Mantuve mi sonrisa, mientras él se explayaba y me explicaba como había ido a parar a una de las urbes más importantes del mundo, con apenas unos tiernos 17 años.
-Bueno, ¿Y dónde te quedas? –preguntó, una vez finalizado su relato.
-Para eso necesito llegar al centro –él comenzó a mirarme con escepticismo. –Hay buenos lugares en el centro.
-Hay hermosos lugares en Manhattan, pero carísimos –oh claro. El factor dinero era algo determinante en Estados Unidos, por poco lo paso por alto.
-Si, tienes razón –comenté. Lo que menos quería era posicionarme en un término distinto al que él me estaba dando. –¿Conoces algún lugar?
Emitió unas carcajadas. Al parecer mi pregunta parecía demasiado tonta como para ser contestada antes de burlarse.
-Te encontraste con la persona correcta –añadió una vez finalizada su dosis de alegría. Era inevitable sentir simpatía por el diminuto ser que se me había presentado casi como un ángel para guiarme en esta nueva parte de mi vida, en la que, lo único que necesitaba, de momento, era encontrar un hogar. Uno en el que sólo hubiese cabida para mi cara de extranjero y yo.
Al lugar donde Frank me había llevado (En el trayecto me enteré de su nombre) no era precisamente uno de los lugares que yo habría considerado para asentarme por ahora. Sin embargo, después de un momento la idea de permanecer allí se veía bastante más tentadora que gastarme una millonada para tener vista al mar y a los rascacielos de la gran urbe.

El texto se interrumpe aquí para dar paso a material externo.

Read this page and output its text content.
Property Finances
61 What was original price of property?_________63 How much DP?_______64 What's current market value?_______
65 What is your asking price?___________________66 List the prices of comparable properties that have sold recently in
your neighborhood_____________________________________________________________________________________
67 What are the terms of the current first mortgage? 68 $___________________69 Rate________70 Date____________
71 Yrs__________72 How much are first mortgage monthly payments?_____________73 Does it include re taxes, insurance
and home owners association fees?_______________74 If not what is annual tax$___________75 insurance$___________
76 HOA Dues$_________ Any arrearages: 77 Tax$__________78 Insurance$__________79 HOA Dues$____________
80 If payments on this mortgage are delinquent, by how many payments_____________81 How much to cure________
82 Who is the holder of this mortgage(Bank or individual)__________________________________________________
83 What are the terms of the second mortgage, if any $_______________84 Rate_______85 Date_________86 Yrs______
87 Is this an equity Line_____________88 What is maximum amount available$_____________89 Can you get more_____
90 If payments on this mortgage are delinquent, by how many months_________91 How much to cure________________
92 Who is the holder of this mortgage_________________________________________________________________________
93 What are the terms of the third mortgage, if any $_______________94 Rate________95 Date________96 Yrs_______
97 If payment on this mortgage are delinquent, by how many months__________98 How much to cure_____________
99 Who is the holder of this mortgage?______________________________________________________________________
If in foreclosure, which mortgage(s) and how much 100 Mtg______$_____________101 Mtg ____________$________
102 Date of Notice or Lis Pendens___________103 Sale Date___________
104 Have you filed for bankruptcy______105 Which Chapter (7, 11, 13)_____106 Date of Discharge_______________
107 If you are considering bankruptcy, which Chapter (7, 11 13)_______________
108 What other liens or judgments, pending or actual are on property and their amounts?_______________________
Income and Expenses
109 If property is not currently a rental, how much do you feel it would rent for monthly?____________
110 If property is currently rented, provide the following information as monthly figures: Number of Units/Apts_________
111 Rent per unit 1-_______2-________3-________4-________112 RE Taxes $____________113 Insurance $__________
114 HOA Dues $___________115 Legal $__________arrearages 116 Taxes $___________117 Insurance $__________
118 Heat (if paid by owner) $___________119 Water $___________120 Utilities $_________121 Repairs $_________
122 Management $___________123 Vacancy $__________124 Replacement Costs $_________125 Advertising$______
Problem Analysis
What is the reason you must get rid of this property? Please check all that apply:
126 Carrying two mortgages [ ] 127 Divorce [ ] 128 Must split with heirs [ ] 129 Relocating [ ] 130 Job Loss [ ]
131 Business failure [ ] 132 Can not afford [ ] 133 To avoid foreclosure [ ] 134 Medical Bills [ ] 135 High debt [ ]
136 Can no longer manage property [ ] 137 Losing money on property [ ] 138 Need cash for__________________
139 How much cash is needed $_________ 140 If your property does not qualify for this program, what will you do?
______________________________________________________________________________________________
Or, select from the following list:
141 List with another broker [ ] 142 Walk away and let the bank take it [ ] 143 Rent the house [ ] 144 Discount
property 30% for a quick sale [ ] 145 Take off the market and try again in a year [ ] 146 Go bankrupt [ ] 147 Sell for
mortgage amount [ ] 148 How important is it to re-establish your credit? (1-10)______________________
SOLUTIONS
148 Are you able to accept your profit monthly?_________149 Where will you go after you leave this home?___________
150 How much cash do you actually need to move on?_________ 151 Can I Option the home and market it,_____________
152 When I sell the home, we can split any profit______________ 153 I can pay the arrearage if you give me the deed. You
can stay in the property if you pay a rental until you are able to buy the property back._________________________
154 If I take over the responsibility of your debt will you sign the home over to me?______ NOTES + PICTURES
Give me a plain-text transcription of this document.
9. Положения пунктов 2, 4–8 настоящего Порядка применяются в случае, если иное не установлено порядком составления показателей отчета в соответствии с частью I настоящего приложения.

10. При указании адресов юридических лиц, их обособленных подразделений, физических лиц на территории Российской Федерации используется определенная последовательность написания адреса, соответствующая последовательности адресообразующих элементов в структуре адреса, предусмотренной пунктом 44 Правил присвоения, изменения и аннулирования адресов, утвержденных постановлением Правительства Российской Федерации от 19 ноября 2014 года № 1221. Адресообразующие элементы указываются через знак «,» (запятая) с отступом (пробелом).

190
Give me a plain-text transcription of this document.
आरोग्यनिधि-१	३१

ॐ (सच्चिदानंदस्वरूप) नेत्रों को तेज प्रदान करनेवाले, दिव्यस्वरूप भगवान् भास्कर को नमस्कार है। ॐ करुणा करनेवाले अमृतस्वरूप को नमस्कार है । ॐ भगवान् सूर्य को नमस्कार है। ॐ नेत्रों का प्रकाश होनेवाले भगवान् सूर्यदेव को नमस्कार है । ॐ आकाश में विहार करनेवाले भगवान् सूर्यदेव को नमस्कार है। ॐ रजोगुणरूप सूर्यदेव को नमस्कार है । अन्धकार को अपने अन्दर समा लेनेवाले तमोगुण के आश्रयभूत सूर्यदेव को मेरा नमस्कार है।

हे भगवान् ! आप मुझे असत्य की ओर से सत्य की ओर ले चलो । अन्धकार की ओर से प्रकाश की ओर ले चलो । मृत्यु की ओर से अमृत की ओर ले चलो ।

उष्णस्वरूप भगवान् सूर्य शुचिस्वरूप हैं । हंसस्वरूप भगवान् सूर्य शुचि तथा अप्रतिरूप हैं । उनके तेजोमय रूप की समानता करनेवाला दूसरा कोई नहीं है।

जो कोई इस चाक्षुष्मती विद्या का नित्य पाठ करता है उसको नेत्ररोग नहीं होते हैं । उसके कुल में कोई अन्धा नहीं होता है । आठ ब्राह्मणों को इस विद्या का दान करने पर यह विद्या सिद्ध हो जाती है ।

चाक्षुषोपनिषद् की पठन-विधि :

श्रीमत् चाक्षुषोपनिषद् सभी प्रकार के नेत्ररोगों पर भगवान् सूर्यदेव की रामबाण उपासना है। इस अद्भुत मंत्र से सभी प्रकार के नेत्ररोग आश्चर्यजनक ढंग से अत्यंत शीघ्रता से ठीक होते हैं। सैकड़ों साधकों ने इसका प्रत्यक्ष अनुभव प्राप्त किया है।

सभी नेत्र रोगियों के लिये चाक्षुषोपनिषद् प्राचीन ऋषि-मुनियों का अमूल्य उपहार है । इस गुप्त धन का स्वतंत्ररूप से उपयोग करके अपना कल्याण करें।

-No es el mejor barrio, pero es cómodo. Y barato –seguía sonriendo. Entonces también le dediqué el fantasma de una sonrisa tímida, como todas las que había estado intentando regalar a medida que el día iba desfilando delante de mis ojos.
-Gracias por ayudarme –tuve que decir, obligatoriamente, después de ver como negociaba el precio del apartamento por mí.
-No es nada. Me he entretenido hoy, justo cuando pensaba en ir a la preparatoria a desordenar un poco. Me haz salvado del castigo y de mi madre. Gracias –enunció con sobrecargada alegría.
-Cuando gustes –solté, sin pensar.
-¿En serio?
-Claro.
Al empezar desde cero puedes elegir exactamente que es lo que quieres. Ahora ya no necesitaba ninguno de aquellos cojines que tenía en mi anterior cama. Ni siquiera la pintura de la pared era parecida. Respiré al fin con tranquilidad. Era precisamente esto en lo que estaba pensando cuando cogí mis tres maletas y atravesé el Atlántico. Aunque, claro, tenía un problema. Aquí no tenía ni una cama… Bien. Tocaría dormir en el suelo, o de pie… O de plano, no dormir.
-Nada que perder –dije en voz alta, como única forma de apoyar mi decisión.
El resto del departamento estaba amoblado. Tenía un gran ropero en donde poner mis pocas prendas, así que comencé por aquello. Me paseé varias veces desde un extremo del cuarto, al otro. Por primera vez en mucho tiempo me estaba tomando las cosas con toda la calma del mundo, ya, por fin, no tenía nada ni nadie que me presionara. Que bueno había sido alejarme de Londres. Caminé a la cocina y unos segundos antes de entrar, sentí el llamado a la puerta.
-¡Hola! –saludó Frank con energía. –Te traje algo de comida, porque recordé que no habías comprado.
Sin poder contenerlo, solté una enorme carcajada que me devolvió el alma al cuerpo. Sinceramente, ya había olvidado como era estar feliz, disfrutando de cosas aparentemente sencillas.
-¿Te molesta? –preguntó, quizás un poco contrariado por mi reacción.
-No, para nada –me excusé por mi falta de cortesía. –Es sólo que no me lo esperaba. Gracias –estiré mi brazo para ayudarle con las bolsas. Él me las cedió y entonces hice un gesto que lo invitaba a pasar.